When my boyfriend and I booked our holiday to Greece back in March I’ve spent most hours of the daydreaming about the amazing time we were going to have. In each daydream, whether on the beach or by the pool or swimming in the sea or in a bar, I imagined myself looking like I could be the next TUI holiday brochure model. I thought/wanted to look irresistibly beautiful the entire time. The reality?
I spent the days sweating in places I didn’t know possible to sweat, with a burnt forehead, hair scraped back into a bun because I’d lost control of it an hour into day two (Monica from friends vibe). Most of all, my eyes were constantly fixated on every single lump and bump my body showed. Perfectly fitting bikinis were no longer that. Never mind the shorts or dresses that I spent 20 minutes desperately trying to shut them. Each time I looked in the mirror or caught a photograph tears pricked my eyes.
I’ve (fortunately) never been too affected by being unconfident in my body. My mum passed onto me the mantra of- ‘my organs have to fit somewhere’ and whenever I’ve caught myself being unkind to my body previously I’ve chanted that phrase in my mind. This holiday was the first time those words or the words ‘i’m happy and healthy’ just weren’t strong enough to stop my disapproving eye. For the first time I found myself reaching for a towel or opting for swimsuits so that my belly wasn’t exposed. Bit rubbish. Very rubbish in fact.
I spent most of the holiday worrying about my appearance that I was forgetting just to enjoy myself and live in the moment. The silly thing is the one person looking at my body on holiday (James) I know for a fact thinks i’m beautiful no matter what shape my body takes. I really should not care about my body but, when you’re surrounded by everyone in their summer wear it’s intimidating. So intimidating. Makeup hates me in hot weather, it just won’t go on my face. Nights were spent with me gawking at beautifully made up women thinking PLEASE COME SHOW ME HOW YOU DO IT!!!!!!
Our last night, in our favourite bar, I was admiring one woman’s immaculate face and her ability to walk in 10 inch heels when I saw her complaining to her own boyfriend that she thought she looked ‘too chubs’. That’s when I realised pretty much every person on that beach felt the same way I did. Whether they showed it or not I bet i’m not wrong in my assumptions that everyone there had felt insecure about their body one time or another. It’s that stupid idea of we need to get ‘holiday ready’. We see it advertised everywhere and it makes us become obsessed with trying to look a certain way in order to look summer body perfect. Most of the time those ideals we get transfixed by are unreachable anyway thanks to the mass consumer use of photoshop in our day and age.

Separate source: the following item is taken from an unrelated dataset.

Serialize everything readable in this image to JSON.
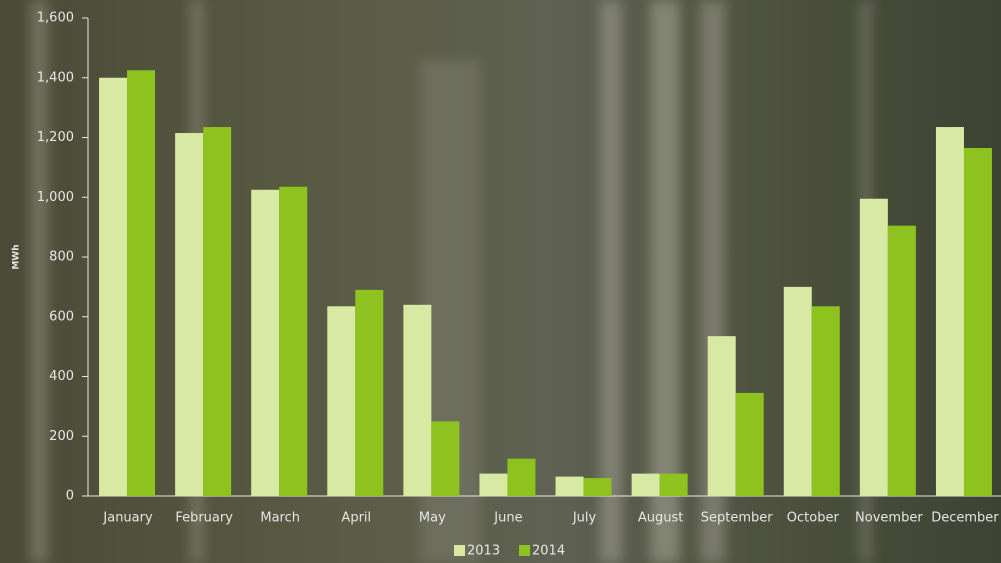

Why do we reach for the unreachable? Why is it so hard for us to feel content in our own skin? I’ve arrived back from holiday with the intention of falling back in love with my body. One year from now I want to radiate confidence. I don’t want my body to be a source of worry again.
I’m about to enter my twenties and I want more than ever for it to be a decade of extreme happiness and of love- in all areas of my life. Falling back in love with me myself and I is the first step in ensuring my twenties are everything I want them to be and more.